A AMIGA DA MINHA MÃE
A AMIGA DA MINHA MÃE
Depois de muito adiar, decidi por em prática a limpeza do chão da cozinha. Demorei para por-me em ação porque teria que escovar ajoelhada e não estava segura de que meus joelhos apreciariam tamanho desconforto.
Munida do necessário e da determinação, mais importante que tudo, pus-me de joelhos, produto no chão e escova na mão. Comecei a esfregar com vigor o piso, especialmente, entre as lajotas. Quando realizo trabalhos assim, solitários, minhas memórias são ativadas, memórias tão distantes, quanto mais for primitivo o trabalho. Sim, escovar o chão no século XXI é algo primitivo. Minha avó o fazia com frequente. Era assim naquela época.
Movimentando a escova com força para frente e para a trás, pensei na amiga da minha mãe.
Minha mãe adolescente, teve um amiga. Chamava-se Jussara. Era um pouco mais velha e não tinha uma casa e uma família como minha mãe. Lembro que ouvia as histórias da Jussara, pelas lentes adolescentes de minha mãe, que a tinha como um modelo de determinação, de ousadia.
Jussara também esfregava o chão, de joelhos, para viver onde vivia. Trocava o seu trabalho por um lugar onde comer e dormir. Queixava-se para minha mãe que tinha os joelhos escuros, sempre.
Jussara partilhava com minha mãe seus sonhos de ter outra vida e sua amargura pela que tinha. Introduziu minha mãe no mundo das fotonovelas, dos amores românticos..dos sonhos. Não creio que minha mãe ousasse sonhar assim.. a repressão de sua mãe, minha avó, alcançava o lugar onde moram os sonhos.
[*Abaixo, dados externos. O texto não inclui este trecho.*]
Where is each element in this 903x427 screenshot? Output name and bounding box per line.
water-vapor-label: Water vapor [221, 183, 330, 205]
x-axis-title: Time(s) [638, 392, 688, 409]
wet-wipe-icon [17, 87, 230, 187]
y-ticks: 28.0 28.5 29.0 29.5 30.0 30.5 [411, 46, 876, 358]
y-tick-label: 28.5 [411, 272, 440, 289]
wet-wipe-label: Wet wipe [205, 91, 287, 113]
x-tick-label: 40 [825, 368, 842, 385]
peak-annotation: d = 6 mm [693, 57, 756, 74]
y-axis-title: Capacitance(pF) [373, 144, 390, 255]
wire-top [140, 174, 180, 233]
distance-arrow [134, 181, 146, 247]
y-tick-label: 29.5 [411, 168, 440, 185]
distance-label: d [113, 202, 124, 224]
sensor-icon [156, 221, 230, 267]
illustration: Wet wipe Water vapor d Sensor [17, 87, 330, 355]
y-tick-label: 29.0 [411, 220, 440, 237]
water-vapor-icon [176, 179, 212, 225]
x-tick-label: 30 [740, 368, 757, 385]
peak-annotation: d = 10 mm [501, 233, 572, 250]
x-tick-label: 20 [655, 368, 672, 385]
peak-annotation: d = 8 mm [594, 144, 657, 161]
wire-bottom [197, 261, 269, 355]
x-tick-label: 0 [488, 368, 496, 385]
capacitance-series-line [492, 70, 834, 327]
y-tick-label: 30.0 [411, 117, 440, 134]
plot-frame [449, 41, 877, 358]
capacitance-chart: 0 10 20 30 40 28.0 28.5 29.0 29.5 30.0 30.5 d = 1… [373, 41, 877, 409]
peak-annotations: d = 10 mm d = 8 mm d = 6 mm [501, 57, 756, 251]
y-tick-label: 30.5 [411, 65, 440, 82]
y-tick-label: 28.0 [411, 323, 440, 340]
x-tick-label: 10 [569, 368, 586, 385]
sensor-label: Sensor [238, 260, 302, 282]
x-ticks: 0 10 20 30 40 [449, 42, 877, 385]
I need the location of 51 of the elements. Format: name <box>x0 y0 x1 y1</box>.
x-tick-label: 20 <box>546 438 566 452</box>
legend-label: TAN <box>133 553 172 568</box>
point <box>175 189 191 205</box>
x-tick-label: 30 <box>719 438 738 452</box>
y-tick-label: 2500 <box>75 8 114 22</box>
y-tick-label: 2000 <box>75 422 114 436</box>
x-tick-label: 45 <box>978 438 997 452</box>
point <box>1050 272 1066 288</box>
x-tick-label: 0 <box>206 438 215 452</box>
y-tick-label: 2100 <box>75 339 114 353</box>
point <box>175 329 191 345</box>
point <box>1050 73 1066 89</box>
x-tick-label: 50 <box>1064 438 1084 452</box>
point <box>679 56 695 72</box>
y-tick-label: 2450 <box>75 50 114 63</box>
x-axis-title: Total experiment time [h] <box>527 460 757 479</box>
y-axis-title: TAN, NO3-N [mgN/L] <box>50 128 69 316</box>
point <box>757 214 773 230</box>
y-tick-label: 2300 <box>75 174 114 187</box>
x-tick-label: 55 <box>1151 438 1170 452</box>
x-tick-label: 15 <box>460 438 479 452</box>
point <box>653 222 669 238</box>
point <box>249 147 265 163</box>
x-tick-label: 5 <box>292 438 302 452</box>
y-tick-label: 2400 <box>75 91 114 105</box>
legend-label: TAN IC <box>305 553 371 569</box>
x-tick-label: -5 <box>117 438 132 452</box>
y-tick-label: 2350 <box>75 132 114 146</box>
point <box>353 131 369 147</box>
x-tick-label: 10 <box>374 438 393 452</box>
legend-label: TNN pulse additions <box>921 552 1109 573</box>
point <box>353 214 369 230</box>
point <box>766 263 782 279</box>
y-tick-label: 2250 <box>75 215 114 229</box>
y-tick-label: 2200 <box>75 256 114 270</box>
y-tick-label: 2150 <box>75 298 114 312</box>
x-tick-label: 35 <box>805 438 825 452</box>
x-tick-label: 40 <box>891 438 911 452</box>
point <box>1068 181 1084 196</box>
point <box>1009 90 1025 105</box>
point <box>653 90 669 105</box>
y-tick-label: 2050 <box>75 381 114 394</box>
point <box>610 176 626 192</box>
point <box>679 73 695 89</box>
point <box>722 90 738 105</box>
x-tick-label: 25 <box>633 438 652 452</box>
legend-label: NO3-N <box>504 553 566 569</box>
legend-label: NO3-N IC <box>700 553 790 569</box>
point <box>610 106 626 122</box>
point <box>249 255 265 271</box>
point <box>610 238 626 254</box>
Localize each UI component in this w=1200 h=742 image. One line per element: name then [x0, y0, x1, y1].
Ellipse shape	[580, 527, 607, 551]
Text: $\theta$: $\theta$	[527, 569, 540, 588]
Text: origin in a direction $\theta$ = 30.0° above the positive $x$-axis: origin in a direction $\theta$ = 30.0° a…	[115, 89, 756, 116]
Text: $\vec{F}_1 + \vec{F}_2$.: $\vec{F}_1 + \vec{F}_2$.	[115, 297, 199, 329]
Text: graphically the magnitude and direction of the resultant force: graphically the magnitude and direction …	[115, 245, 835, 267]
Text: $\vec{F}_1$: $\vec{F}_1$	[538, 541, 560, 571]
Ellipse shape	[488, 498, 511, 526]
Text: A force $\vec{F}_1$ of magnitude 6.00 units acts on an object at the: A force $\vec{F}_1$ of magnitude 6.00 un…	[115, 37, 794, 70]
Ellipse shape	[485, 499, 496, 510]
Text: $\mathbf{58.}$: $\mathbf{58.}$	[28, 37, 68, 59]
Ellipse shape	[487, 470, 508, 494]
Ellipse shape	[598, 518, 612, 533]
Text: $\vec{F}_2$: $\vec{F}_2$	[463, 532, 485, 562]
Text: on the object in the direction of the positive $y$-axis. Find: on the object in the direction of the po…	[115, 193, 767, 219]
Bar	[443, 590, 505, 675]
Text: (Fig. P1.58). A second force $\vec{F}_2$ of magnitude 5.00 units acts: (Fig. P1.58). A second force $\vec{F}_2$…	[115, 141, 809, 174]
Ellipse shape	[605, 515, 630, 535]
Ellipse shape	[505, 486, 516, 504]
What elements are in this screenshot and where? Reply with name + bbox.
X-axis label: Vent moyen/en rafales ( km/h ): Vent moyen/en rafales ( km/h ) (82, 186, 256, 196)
Fico a imaginar que ouvir os sonhos de Jussara era também uma forma de sonhar e sempre que podia ia até a casa onde Jussara esfregava o chão e vivia. Imaginar minha mãe adolescente, assustada, insegura em busca de alguém que lhe pudesse contar sobre o mundo emociona-me às lágrimas.
Sinto sua fragilidade estampada em seu comportamento. Imagino o brilho em seus olhos ao ouvir as histórias de Jussara que voava muito alto em seus sonhos. Talvez sonhasse com um príncipe que a tiraria daquela vida.
E minha mãe? Seria capaz de sonhar com um príncipe que a levasse para uma vida mais feliz?
Não creio.
Muitos anos depois, eu adolescente, minha mãe ainda falava de Jussara e contou-me que a tinha ido visitar, sim, antes de eu nascer.
Jussara vivia cercada de gatos, muitos gatos, em todos os espaços da pequena casa em que vivia. Envelhecida e só.
Sentia na voz de minha mãe uma dor contida, camuflada, de saber que nunca houve príncipe na vida de Jussara, que estava sozinha e sempre esteve.
Cresci e nunca mais minha mãe falou de Jussara, sua amiga. Fico a pensar… o que será que lhe aconteceu, depois da visita da minha mãe? E tenho vontade de ter conhecido Jussara e ter ouvido suas histórias, seus desejos, sua imaginação sobre uma vida linda, cheia de amor.
Queria ter ouvido as historias e sonhos de minha mãe… mas ela se foi sem me contar.
Depois de uma faxina.
17 de junho de 2023
2 anos e 2 meses e 2 dias depois que minha mãezinha se foi.